Surveying the Multicomponent Scattering Matrix: Unitarity and Symmetries

TL;DR

This paper introduces a structured unitarity condition for multicomponent scattering matrices, ensuring unitarity preservation in complex quantum transport systems with multiple interacting components, even with nonzero incoming amplitudes.

Contribution

It develops a robust theoretical framework for unitarity in multicomponent scattering, extending standard properties to systems with multiple interacting channels within the envelope function approximation.

Findings

Derived a structured unitarity condition applicable to multicomponent systems.

Recovered standard unitarity properties for single-component cases.

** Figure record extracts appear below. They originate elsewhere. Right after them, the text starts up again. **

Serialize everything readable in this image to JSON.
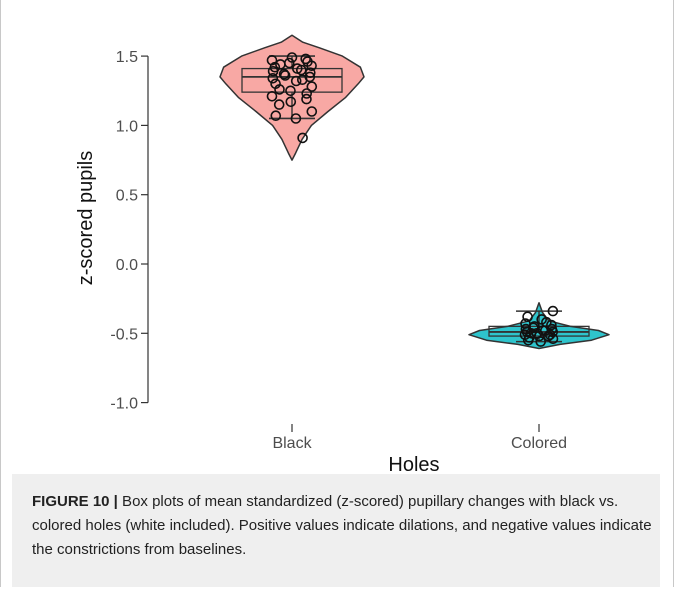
{
  "chart_data": {
    "type": "violin_box_jitter",
    "xlabel": "Holes",
    "ylabel": "z-scored pupils",
    "ylim": [
      -1.0,
      1.6
    ],
    "yticks": [
      1.5,
      1.0,
      0.5,
      0.0,
      -0.5,
      -1.0
    ],
    "ytick_labels": [
      "1.5",
      "1.0",
      "0.5",
      "0.0",
      "-0.5",
      "-1.0"
    ],
    "grid": false,
    "categories": [
      "Black",
      "Colored"
    ],
    "groups": [
      {
        "category": "Black",
        "fill": "#f8a8a4",
        "box": {
          "min": 1.05,
          "q1": 1.24,
          "median": 1.35,
          "q3": 1.41,
          "max": 1.5
        },
        "violin": {
          "min": 0.75,
          "max": 1.65,
          "density": [
            [
              0.75,
              0.0
            ],
            [
              0.8,
              0.05
            ],
            [
              0.9,
              0.14
            ],
            [
              1.0,
              0.27
            ],
            [
              1.1,
              0.5
            ],
            [
              1.2,
              0.74
            ],
            [
              1.3,
              0.92
            ],
            [
              1.35,
              1.0
            ],
            [
              1.42,
              0.95
            ],
            [
              1.5,
              0.7
            ],
            [
              1.56,
              0.38
            ],
            [
              1.6,
              0.15
            ],
            [
              1.65,
              0.0
            ]
          ]
        },
        "points": [
          1.49,
          1.48,
          1.47,
          1.46,
          1.45,
          1.44,
          1.43,
          1.42,
          1.41,
          1.4,
          1.39,
          1.38,
          1.37,
          1.36,
          1.35,
          1.34,
          1.33,
          1.32,
          1.3,
          1.28,
          1.26,
          1.25,
          1.23,
          1.21,
          1.19,
          1.17,
          1.15,
          1.1,
          1.07,
          1.05,
          0.91
        ]
      },
      {
        "category": "Colored",
        "fill": "#2ec4cc",
        "box": {
          "min": -0.56,
          "q1": -0.52,
          "median": -0.49,
          "q3": -0.45,
          "max": -0.34
        },
        "violin": {
          "min": -0.61,
          "max": -0.28,
          "density": [
            [
              -0.61,
              0.0
            ],
            [
              -0.58,
              0.3
            ],
            [
              -0.55,
              0.75
            ],
            [
              -0.51,
              1.0
            ],
            [
              -0.48,
              0.85
            ],
            [
              -0.45,
              0.45
            ],
            [
              -0.41,
              0.14
            ],
            [
              -0.35,
              0.05
            ],
            [
              -0.28,
              0.0
            ]
          ]
        },
        "points": [
          -0.34,
          -0.38,
          -0.4,
          -0.42,
          -0.43,
          -0.44,
          -0.45,
          -0.46,
          -0.47,
          -0.47,
          -0.48,
          -0.48,
          -0.49,
          -0.49,
          -0.5,
          -0.5,
          -0.51,
          -0.51,
          -0.52,
          -0.52,
          -0.53,
          -0.54,
          -0.55,
          -0.56
        ]
      }
    ]
  },
  "caption": {
    "label": "FIGURE 10 |",
    "text": " Box plots of mean standardized (z-scored) pupillary changes with black vs. colored holes (white included). Positive values indicate dilations, and negative values indicate the constrictions from baselines."
  },
  "colors": {
    "outline": "#333333",
    "axis": "#333333",
    "tick_text": "#4d4d4d"
  }
}
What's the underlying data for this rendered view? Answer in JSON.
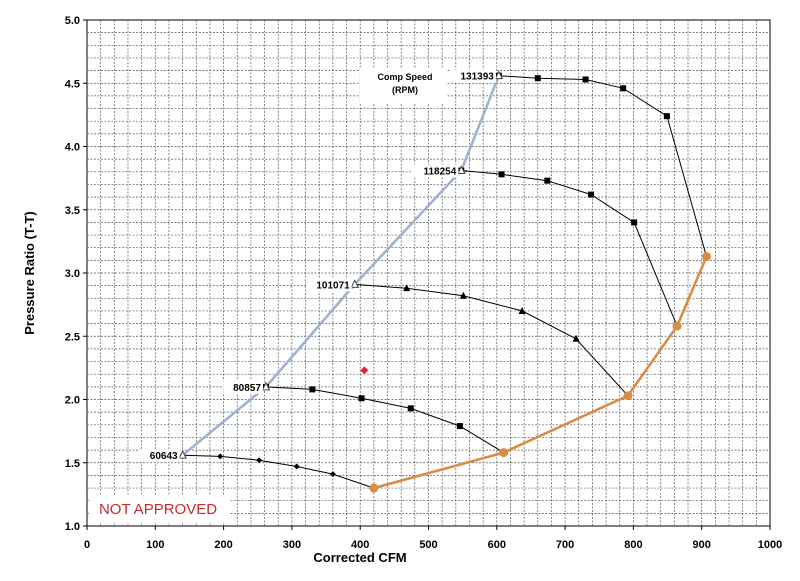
{
  "chart_data": {
    "type": "line",
    "title": "",
    "xlabel": "Corrected CFM",
    "ylabel": "Pressure Ratio (T-T)",
    "xlim": [
      0,
      1000
    ],
    "ylim": [
      1.0,
      5.0
    ],
    "x_ticks": [
      "0",
      "100",
      "200",
      "300",
      "400",
      "500",
      "600",
      "700",
      "800",
      "900",
      "1000"
    ],
    "y_ticks": [
      "1.0",
      "1.5",
      "2.0",
      "2.5",
      "3.0",
      "3.5",
      "4.0",
      "4.5",
      "5.0"
    ],
    "grid": true,
    "legend_title": "Comp Speed",
    "legend_subtitle": "(RPM)",
    "stamp_text": "NOT APPROVED",
    "speed_lines": [
      {
        "label": "60643",
        "marker": "diamond",
        "points": [
          [
            140,
            1.56
          ],
          [
            195,
            1.55
          ],
          [
            252,
            1.52
          ],
          [
            307,
            1.47
          ],
          [
            360,
            1.41
          ],
          [
            420,
            1.3
          ]
        ]
      },
      {
        "label": "80857",
        "marker": "square",
        "points": [
          [
            262,
            2.1
          ],
          [
            330,
            2.08
          ],
          [
            402,
            2.01
          ],
          [
            474,
            1.93
          ],
          [
            546,
            1.79
          ],
          [
            610,
            1.58
          ]
        ]
      },
      {
        "label": "101071",
        "marker": "triangle",
        "points": [
          [
            392,
            2.91
          ],
          [
            468,
            2.88
          ],
          [
            551,
            2.82
          ],
          [
            637,
            2.7
          ],
          [
            716,
            2.48
          ],
          [
            792,
            2.03
          ]
        ]
      },
      {
        "label": "118254",
        "marker": "square",
        "points": [
          [
            548,
            3.81
          ],
          [
            607,
            3.78
          ],
          [
            674,
            3.73
          ],
          [
            738,
            3.62
          ],
          [
            801,
            3.4
          ],
          [
            864,
            2.58
          ]
        ]
      },
      {
        "label": "131393",
        "marker": "square",
        "points": [
          [
            603,
            4.56
          ],
          [
            660,
            4.54
          ],
          [
            730,
            4.53
          ],
          [
            785,
            4.46
          ],
          [
            849,
            4.24
          ],
          [
            907,
            3.13
          ]
        ]
      }
    ],
    "surge_line": {
      "color": "#9db3cf",
      "points": [
        [
          140,
          1.56
        ],
        [
          262,
          2.1
        ],
        [
          392,
          2.91
        ],
        [
          548,
          3.81
        ],
        [
          603,
          4.56
        ]
      ]
    },
    "choke_line": {
      "color": "#d98c46",
      "points": [
        [
          420,
          1.3
        ],
        [
          610,
          1.58
        ],
        [
          792,
          2.03
        ],
        [
          864,
          2.58
        ],
        [
          907,
          3.13
        ]
      ]
    },
    "extra_point": {
      "x": 406,
      "y": 2.23,
      "color": "#e8252a"
    }
  }
}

Provided tools for more accurate tunneling threshold analysis.

Abstract

Multicomponent-multiband fluxes of spim-charge carriers, whose components propagate mixed and synchronously, with \emph{a priori} nonzero incoming amplitudes, do not obey the standard unitarity condition on the scattering matrix for an arbitrary basis set. For such cases, we have derived a robust theoretical procedure, which is fundamental in quantum-transport problems for unitarity preservation and we have named after \emph{structured unitarity condition}. Our approach deals with $(N \times N)$ interacting components (for $N \geq 2$), within the envelope function approximation (EFA), and yet the standard unitary properties of the ($N = 1$) scattering matrix are recovered. Rather arbitrary conditions to the basis-set and/or to the output scattering coefficients, are not longer required, if the \emph{eigen}-functions are orthonormalized in both the configuration and the spinorial spaces. We expect the present model to be workable, for different kind of multiband-multicomponent physical systems described by Hermitian Hamiltonians within the EFA, with small transformations if any. We foretell the interplay for the state-vector transfer matrix, together with the large values of its condition number, as a novel complementary tools for a more accurate definition of the threshold for tunnelling channels in a scattering experiment.